Marc’s reading organizes the entire epic story into three parts: X-Men renaissance (catalyzed, appropriately, by Charles Xavier’s evil twin Cassandra Nova whom ey tried to kill in the womb), the X-Men’s exploration of their new role as public advocates for mutant rights, and finally the collapse of Xavier’s dream—and of Magneto’s dream. “Planet X” ends with apocalypse, and the “Here Comes Tomorrow” epilogue apparently further explodes the narrative so there is no status quo established at all, not the pre-Morrison nor Morrison’s own nor an entirely new one. Wonderful! That’s just what I hoped would happen. Not a continuity reset button so much as a marker, a sunset and a sunrise. “This is where the X-Men end… and where they begin again. What next, X-Men?” The fact that Chris Claremont and Chuck Austen decide what they do next is, as Marc notes, a problem only if you keep reading the books after Morrison leaves. I personally think that a new beginning is a lovely way to end a story.

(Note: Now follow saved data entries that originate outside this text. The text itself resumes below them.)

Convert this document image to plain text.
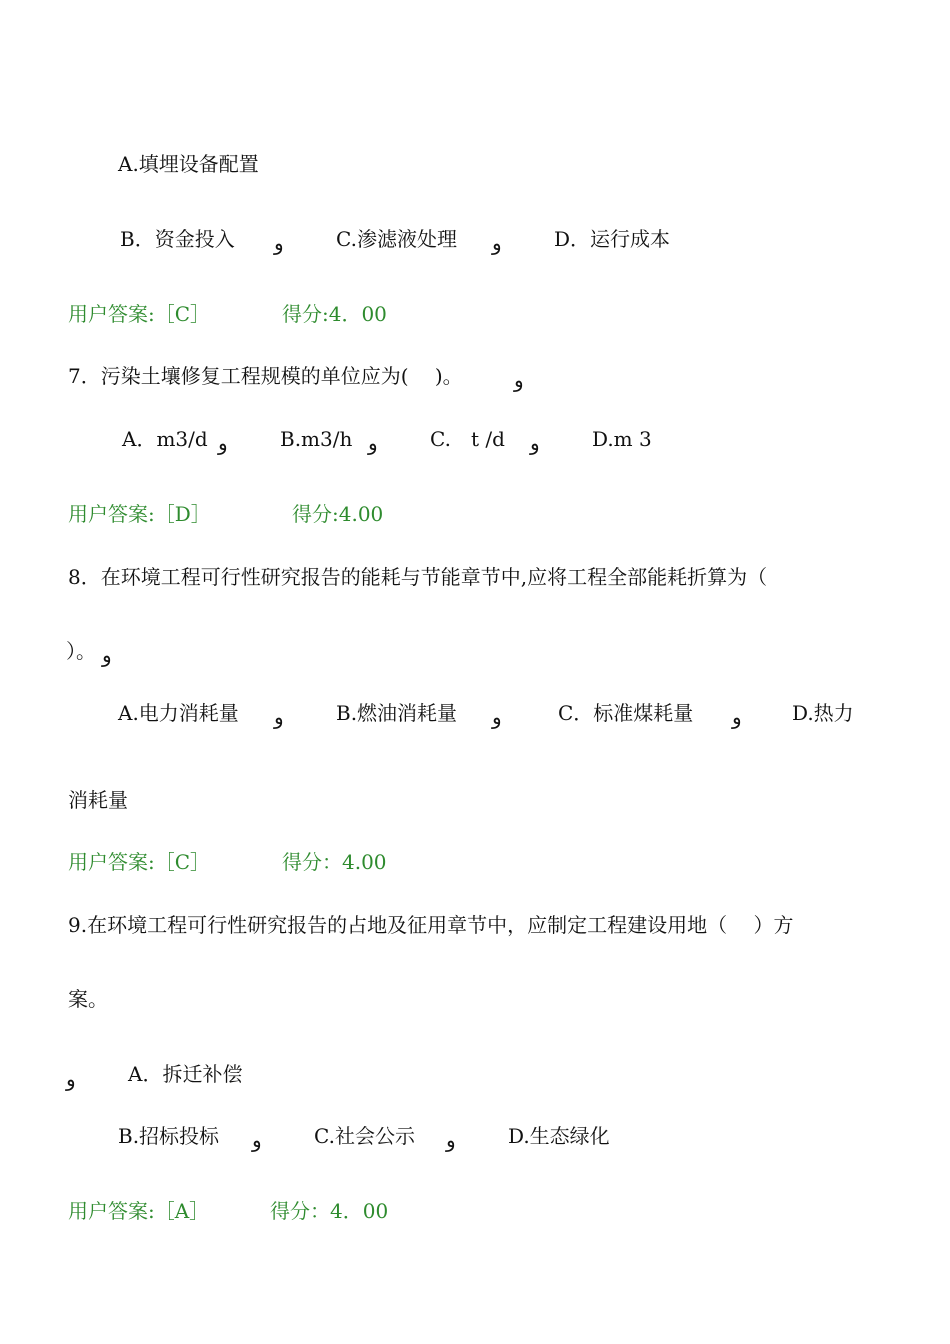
A.填埋设备配置
B．资金投入 و	C.渗滤液处理 و	D．运行成本
用户答案:［C］	得分:4．00
7．污染土壤修复工程规模的单位应为(　 )。	و
A．m3/d و	B.m3/h و	C.　t /d و	D.m 3
用户答案:［D］	得分:4.00
8．在环境工程可行性研究报告的能耗与节能章节中,应将工程全部能耗折算为（
）。 و
A.电力消耗量 و	B.燃油消耗量 و	C．标准煤耗量 و	D.热力
消耗量
用户答案:［C］	得分：4.00
9.在环境工程可行性研究报告的占地及征用章节中，应制定工程建设用地（　 ）方
案。
و	A．拆迁补偿
B.招标投标 و	C.社会公示 و	D.生态绿化
用户答案:［A］	得分：4．00
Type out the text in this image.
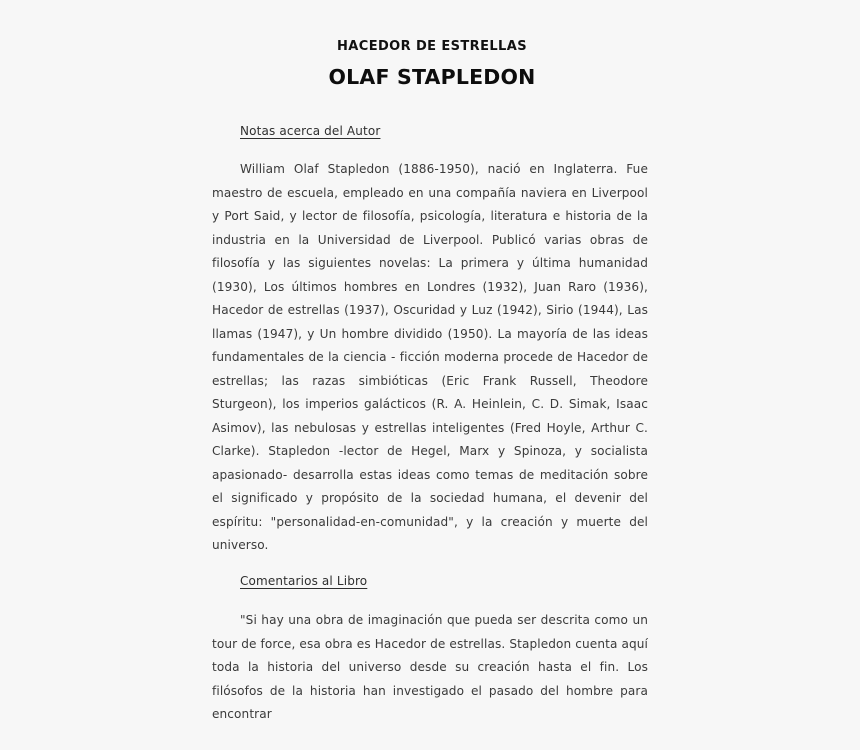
HACEDOR DE ESTRELLAS
OLAF STAPLEDON
Notas acerca del Autor

William Olaf Stapledon (1886-1950), nació en Inglaterra. Fue maestro de escuela, empleado en una compañía naviera en Liverpool y Port Said, y lector de filosofía, psicología, literatura e historia de la industria en la Universidad de Liverpool. Publicó varias obras de filosofía y las siguientes novelas: La primera y última humanidad (1930), Los últimos hombres en Londres (1932), Juan Raro (1936), Hacedor de estrellas (1937), Oscuridad y Luz (1942), Sirio (1944), Las llamas (1947), y Un hombre dividido (1950). La mayoría de las ideas fundamentales de la ciencia - ficción moderna procede de Hacedor de estrellas; las razas simbióticas (Eric Frank Russell, Theodore Sturgeon), los imperios galácticos (R. A. Heinlein, C. D. Simak, Isaac Asimov), las nebulosas y estrellas inteligentes (Fred Hoyle, Arthur C. Clarke). Stapledon -lector de Hegel, Marx y Spinoza, y socialista apasionado- desarrolla estas ideas como temas de meditación sobre el significado y propósito de la sociedad humana, el devenir del espíritu: "personalidad-en-comunidad", y la creación y muerte del universo.

Comentarios al Libro

"Si hay una obra de imaginación que pueda ser descrita como un tour de force, esa obra es Hacedor de estrellas. Stapledon cuenta aquí toda la historia del universo desde su creación hasta el fin. Los filósofos de la historia han investigado el pasado del hombre para encontrar
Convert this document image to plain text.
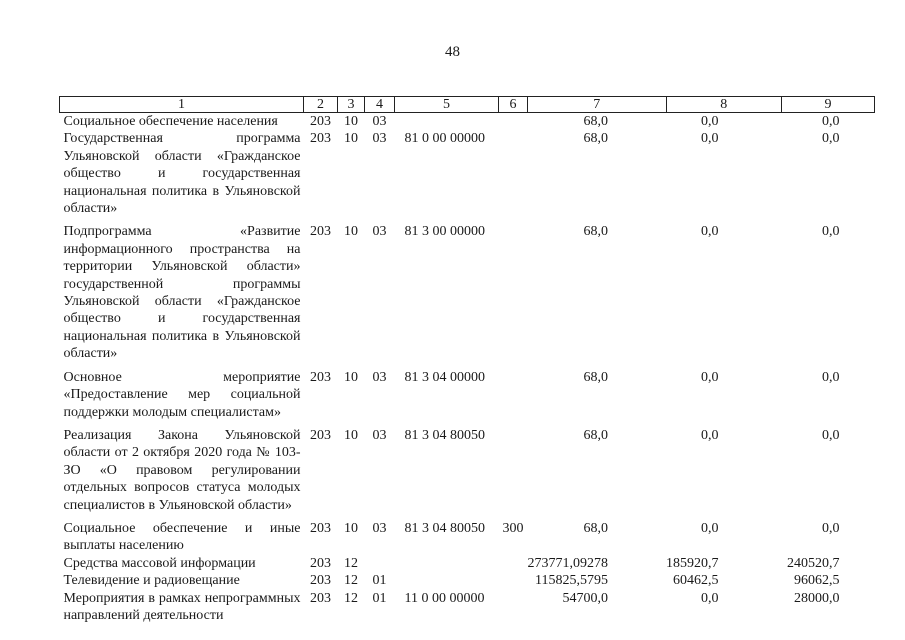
48
1	2	3	4	5	6	7	8	9
Социальное обеспечение населения	203	10	03			68,0	0,0	0,0
Государственная программа Ульяновской области «Гражданское общество и государственная национальная политика в Ульяновской области»	203	10	03	81 0 00 00000		68,0	0,0	0,0
Подпрограмма «Развитие информационного пространства на территории Ульяновской области» государственной программы Ульяновской области «Гражданское общество и государственная национальная политика в Ульяновской области»	203	10	03	81 3 00 00000		68,0	0,0	0,0
Основное мероприятие «Предоставление мер социальной поддержки молодым специалистам»	203	10	03	81 3 04 00000		68,0	0,0	0,0
Реализация Закона Ульяновской области от 2 октября 2020 года № 103-ЗО «О правовом регулировании отдельных вопросов статуса молодых специалистов в Ульяновской области»	203	10	03	81 3 04 80050		68,0	0,0	0,0
Социальное обеспечение и иные выплаты населению	203	10	03	81 3 04 80050	300	68,0	0,0	0,0
Средства массовой информации	203	12				273771,09278	185920,7	240520,7
Телевидение и радиовещание	203	12	01			115825,5795	60462,5	96062,5
Мероприятия в рамках непрограммных направлений деятельности	203	12	01	11 0 00 00000		54700,0	0,0	28000,0
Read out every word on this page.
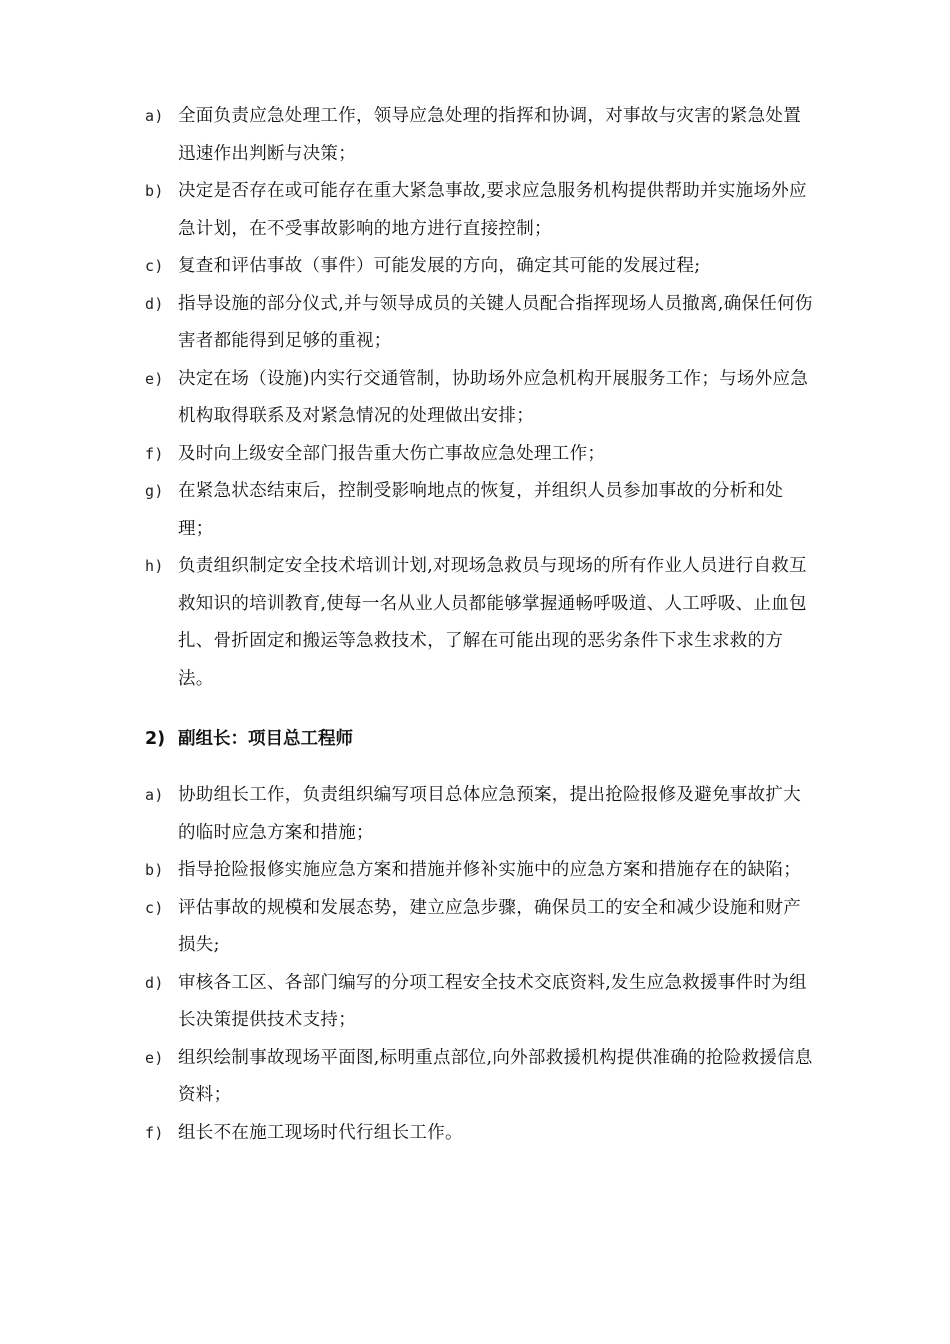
a) 全面负责应急处理工作，领导应急处理的指挥和协调，对事故与灾害的紧急处置迅速作出判断与决策；
b) 决定是否存在或可能存在重大紧急事故,要求应急服务机构提供帮助并实施场外应急计划，在不受事故影响的地方进行直接控制；
c) 复查和评估事故（事件）可能发展的方向，确定其可能的发展过程;
d) 指导设施的部分仪式,并与领导成员的关键人员配合指挥现场人员撤离,确保任何伤害者都能得到足够的重视；
e) 决定在场（设施)内实行交通管制，协助场外应急机构开展服务工作；与场外应急机构取得联系及对紧急情况的处理做出安排；
f) 及时向上级安全部门报告重大伤亡事故应急处理工作；
g) 在紧急状态结束后，控制受影响地点的恢复，并组织人员参加事故的分析和处理；
h) 负责组织制定安全技术培训计划,对现场急救员与现场的所有作业人员进行自救互救知识的培训教育,使每一名从业人员都能够掌握通畅呼吸道、人工呼吸、止血包扎、骨折固定和搬运等急救技术，了解在可能出现的恶劣条件下求生求救的方法。
2) 副组长：项目总工程师
a) 协助组长工作，负责组织编写项目总体应急预案，提出抢险报修及避免事故扩大的临时应急方案和措施；
b) 指导抢险报修实施应急方案和措施并修补实施中的应急方案和措施存在的缺陷；
c) 评估事故的规模和发展态势，建立应急步骤，确保员工的安全和减少设施和财产损失;
d) 审核各工区、各部门编写的分项工程安全技术交底资料,发生应急救援事件时为组长决策提供技术支持；
e) 组织绘制事故现场平面图,标明重点部位,向外部救援机构提供准确的抢险救援信息资料；
f) 组长不在施工现场时代行组长工作。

Marc does seem a little disappointed with “Planet X,” which is too bad. I noted some of the “lingering questions,” but by the time I was reading about how Logan chooses to end his life (and Jean’s life), I was practically physically incapable of caring why Logan never smelled Magneto hiding in the school.

Ooh, can’t wait for the “Here Comes Tomorrow” trade to be published! It sounds excellent.

Comments

  1. Marc says:

    Why Logan never smelled Magneto? Who cares?

    But why does EVA reappear after we (apparently) watch her get blown up by Weapon Plus? Why are Beast and Emma not dead? Scott and Fantomex? Or, to shift to another sort of question, how exactly do Magneto and Weapon Plus intersect? Or Weapon Plus and Dr. Sublime? And how is it that Sublime and Magneto are both affiliated with Weapon Plus, given their almost diametrically opposite goals?

    These are questions that go beyond mere suspension of disbelief, questions that, unlike the Wolverine one, cannot be answered by mere technobabble. I hated to see Morrison lose interest in the plotting of his story just at the moment when his plotting had achieved the amazing coup of that big revelation - seems like he casually threw away all that carefully-laid narrative cohesion. Conceptually and emotionally, though, it was still a great story.

    — 1 April 2004 at 6:34 pm (Permalink)

  2. Steven says:

    A couple of those are “Who cares?” questions for me, still… I mean, I can accept that everybody somehow manages to get on an escape pod or something just before the Weapon Plus space station explodes. The Weapon Plus/Magneto/Sublime questoins seem important, though… In fact, I expected most of those questions to come up in “Here Comes Tomorrow.” I guess they don’t.